2011-210 QPC du 13 janvier 2012
À l'appui du recours contre le décret du 13 janvier 2011 le révoquant de ses fonctions de maire, M Ahmed S a remis en cause la constitutionnalité des dispositions de l'article L. 2122-16 du CGCT permettant la suspension et la révocation des maires et des adjoints au motif que Selon lui, cet article portait atteinte, d'une part, au principe de légalité des délits et des peines garanti par l'article 8 de la Déclaration des droits de l'homme et du citoyen de 1789, en ce qu'il ne définit pas les motifs susceptibles de fonder la suspension ou la révocation.
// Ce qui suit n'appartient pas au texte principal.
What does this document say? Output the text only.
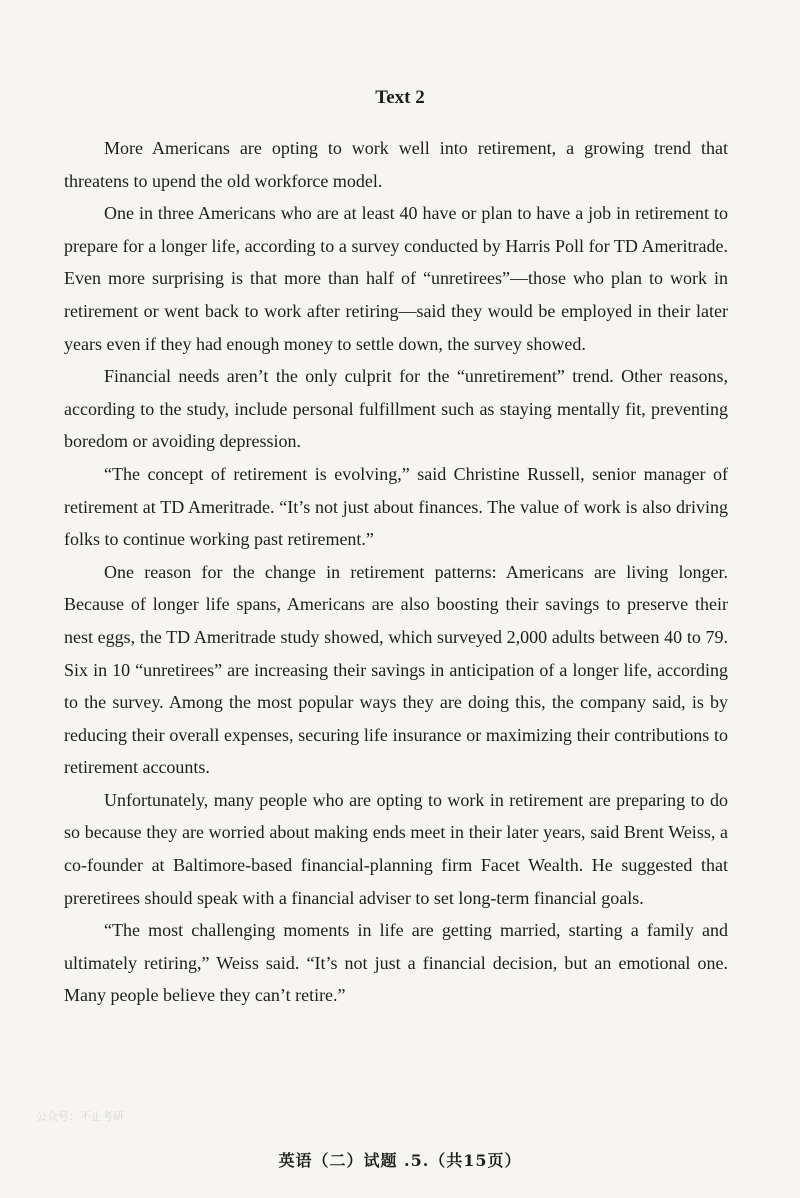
Text 2

More Americans are opting to work well into retirement, a growing trend that threatens to upend the old workforce model.

One in three Americans who are at least 40 have or plan to have a job in retirement to prepare for a longer life, according to a survey conducted by Harris Poll for TD Ameritrade. Even more surprising is that more than half of “unretirees”—those who plan to work in retirement or went back to work after retiring—said they would be employed in their later years even if they had enough money to settle down, the survey showed.

Financial needs aren’t the only culprit for the “unretirement” trend. Other reasons, according to the study, include personal fulfillment such as staying mentally fit, preventing boredom or avoiding depression.

“The concept of retirement is evolving,” said Christine Russell, senior manager of retirement at TD Ameritrade. “It’s not just about finances. The value of work is also driving folks to continue working past retirement.”

One reason for the change in retirement patterns: Americans are living longer. Because of longer life spans, Americans are also boosting their savings to preserve their nest eggs, the TD Ameritrade study showed, which surveyed 2,000 adults between 40 to 79. Six in 10 “unretirees” are increasing their savings in anticipation of a longer life, according to the survey. Among the most popular ways they are doing this, the company said, is by reducing their overall expenses, securing life insurance or maximizing their contributions to retirement accounts.

Unfortunately, many people who are opting to work in retirement are preparing to do so because they are worried about making ends meet in their later years, said Brent Weiss, a co-founder at Baltimore-based financial-planning firm Facet Wealth. He suggested that preretirees should speak with a financial adviser to set long-term financial goals.

“The most challenging moments in life are getting married, starting a family and ultimately retiring,” Weiss said. “It’s not just a financial decision, but an emotional one. Many people believe they can’t retire.”

公众号：不止考研
英语（二）试题 .5.（共15页）
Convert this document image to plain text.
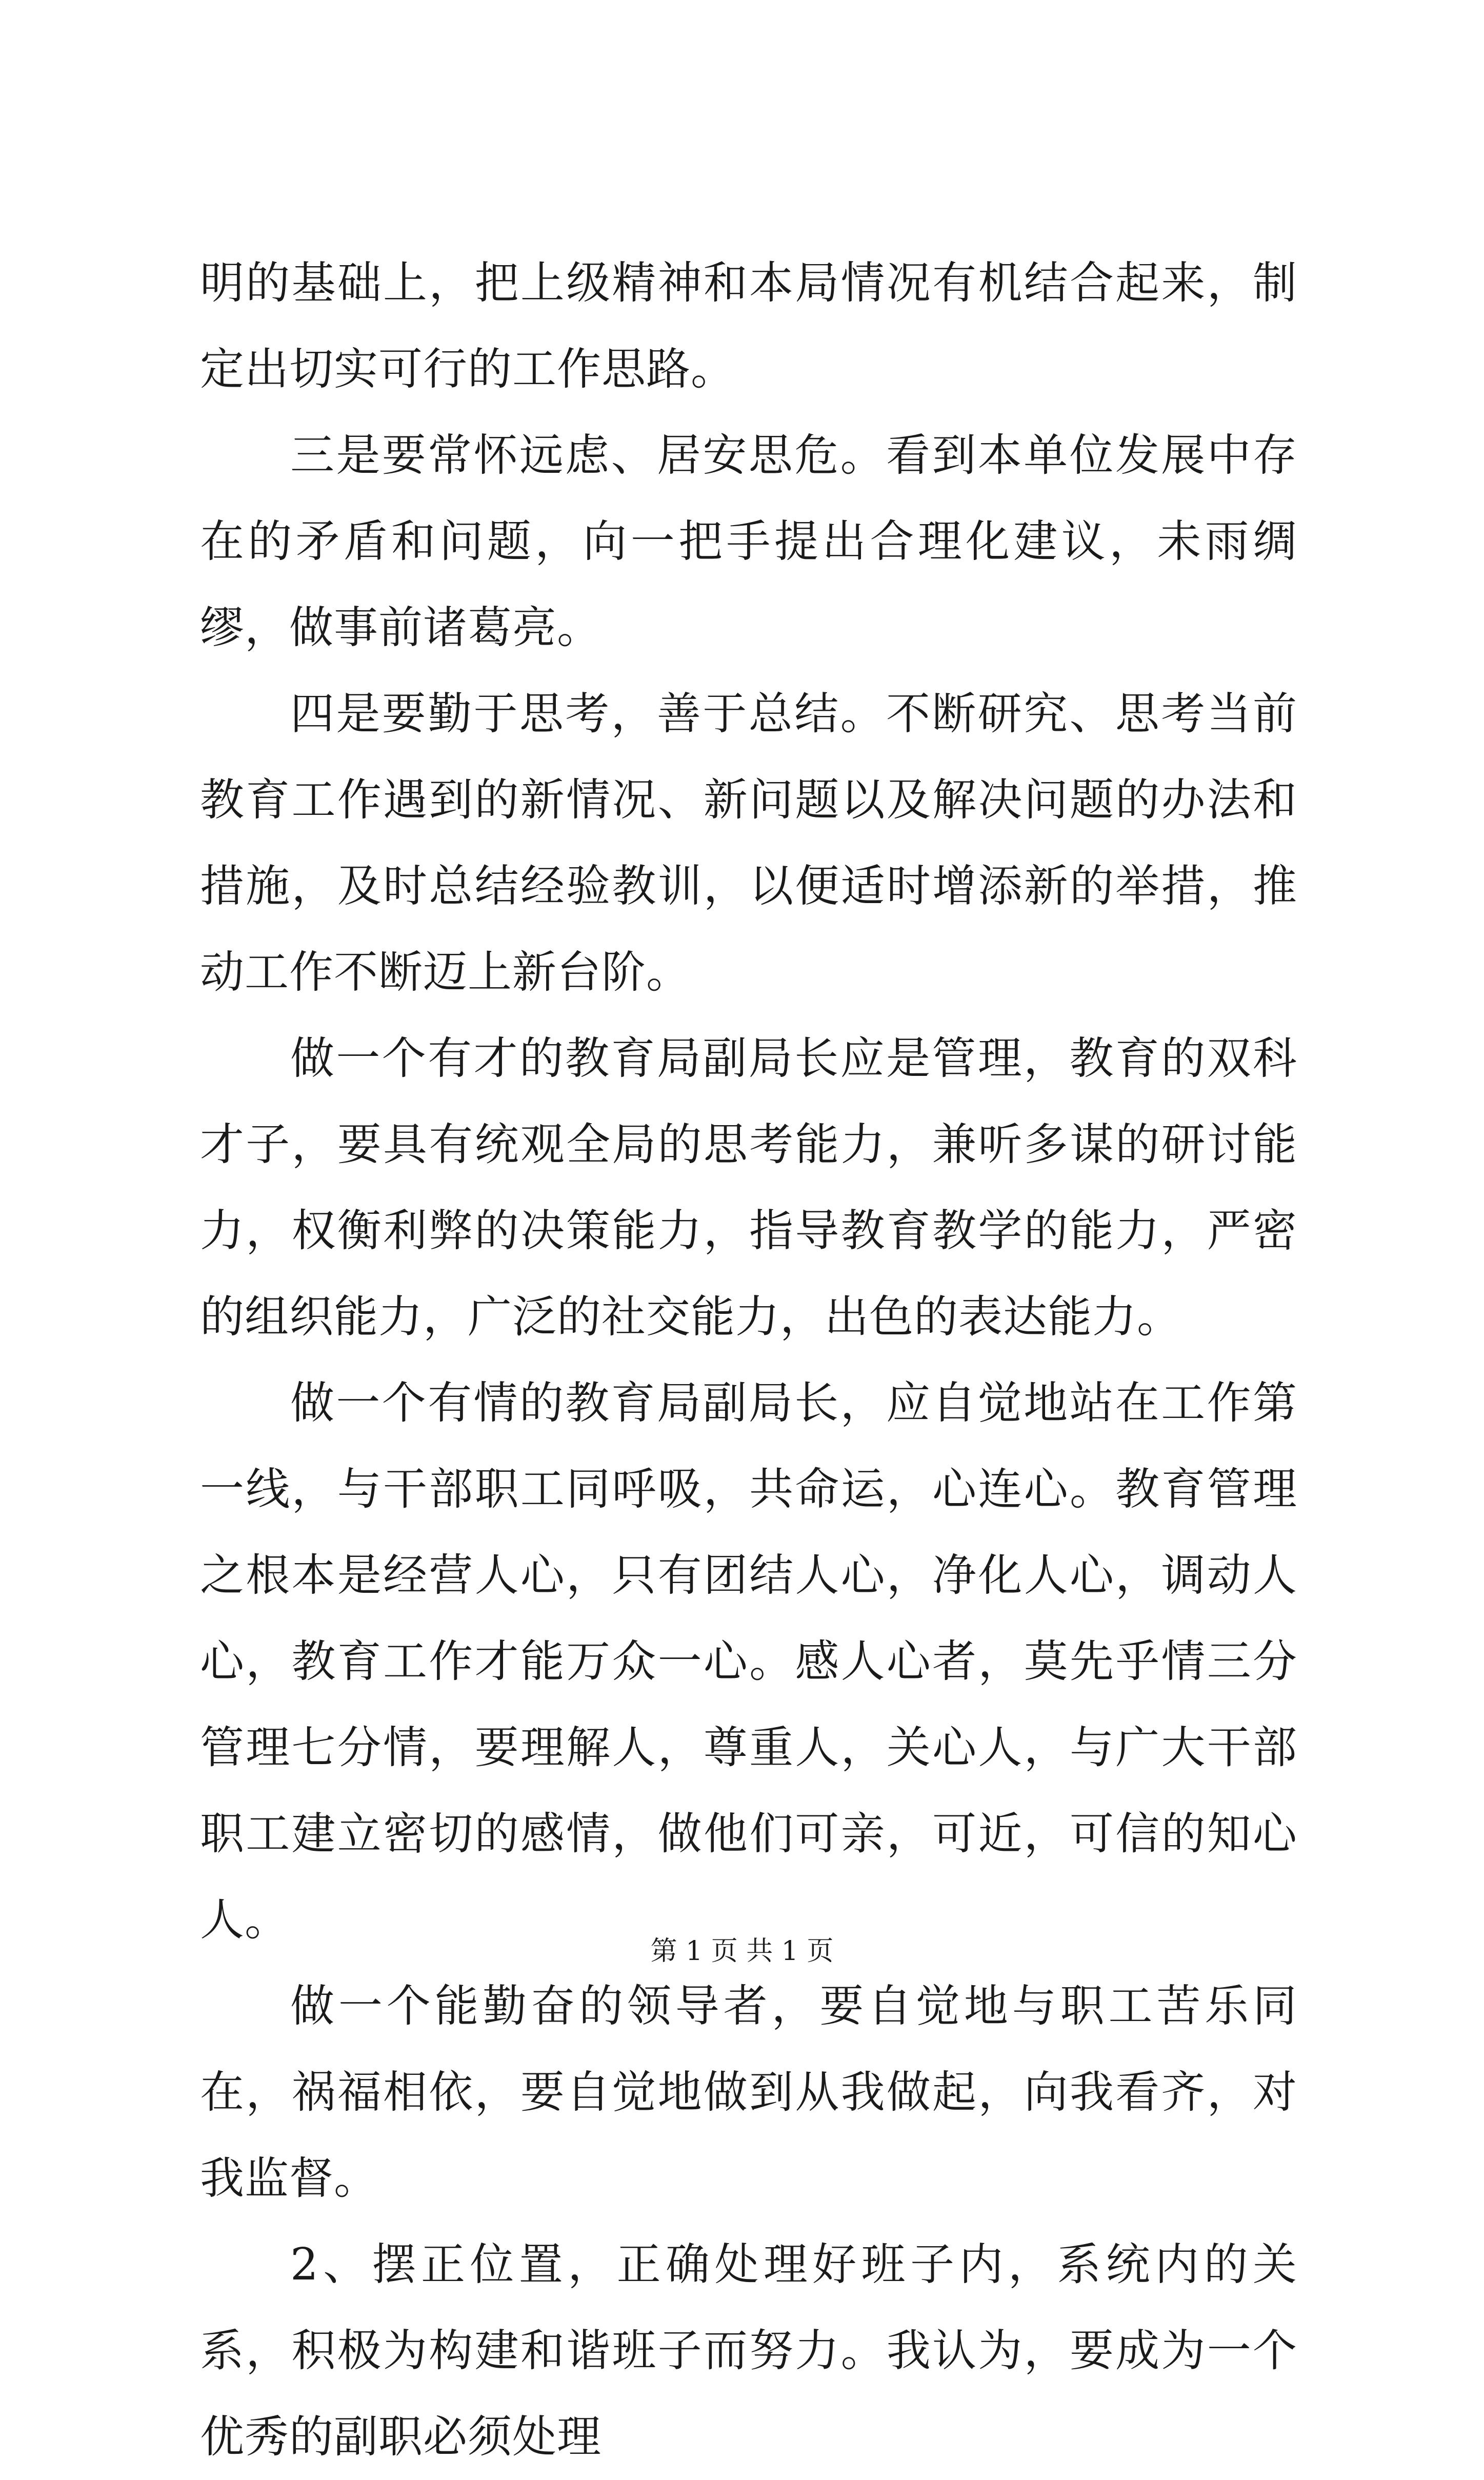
明的基础上，把上级精神和本局情况有机结合起来，制定出切实可行的工作思路。

三是要常怀远虑、居安思危。看到本单位发展中存在的矛盾和问题，向一把手提出合理化建议，未雨绸缪，做事前诸葛亮。

四是要勤于思考，善于总结。不断研究、思考当前教育工作遇到的新情况、新问题以及解决问题的办法和措施，及时总结经验教训，以便适时增添新的举措，推动工作不断迈上新台阶。

做一个有才的教育局副局长应是管理，教育的双科才子，要具有统观全局的思考能力，兼听多谋的研讨能力，权衡利弊的决策能力，指导教育教学的能力，严密的组织能力，广泛的社交能力，出色的表达能力。

做一个有情的教育局副局长，应自觉地站在工作第一线，与干部职工同呼吸，共命运，心连心。教育管理之根本是经营人心，只有团结人心，净化人心，调动人心，教育工作才能万众一心。感人心者，莫先乎情三分管理七分情，要理解人，尊重人，关心人，与广大干部职工建立密切的感情，做他们可亲，可近，可信的知心人。

做一个能勤奋的领导者，要自觉地与职工苦乐同在，祸福相依，要自觉地做到从我做起，向我看齐，对我监督。

2、摆正位置，正确处理好班子内，系统内的关系，积极为构建和谐班子而努力。我认为，要成为一个优秀的副职必须处理

第 1 页 共 1 页
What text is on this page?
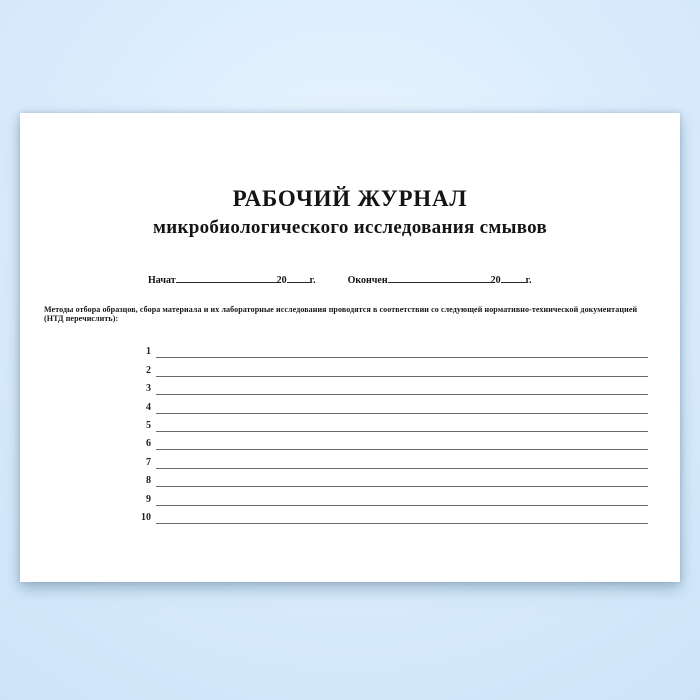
РАБОЧИЙ ЖУРНАЛ
микробиологического исследования смывов
Начат	20 г.	Окончен	20	г.
Методы отбора образцов, сбора материала и их лабораторные исследования проводятся в соответствии со следующей нормативно-технической документацией
(НТД перечислить):
1
2
3
4
5
6
7
8
9
10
Un autre moyen QPC est invoqué au regard du principe de libre administration des collectivités territoriales.
Le Conseil rejette les griefs.
Il est exact que le texte ne précise par les motifs susceptibles de justifier l'une ou l'autre de ces sanctions.
Le Conseil valide en posant notamment que :
« Considérant que les dispositions contestées ont, ainsi qu'il résulte de la jurisprudence constante du Conseil d'État, pour objet de réprimer les manquements graves et répétés aux obligations qui s'attachent aux fonctions de maire et de mettre ainsi fin à des comportements dont la particulière gravité est avérée ; que, dans ces conditions, si les dispositions contestées instituent une sanction ayant le caractère d'une punition, l'absence de référence expresse aux obligations auxquelles les maires sont soumis en raison de leurs fonctions ne méconnaît pas le principe de la légalité des délits ».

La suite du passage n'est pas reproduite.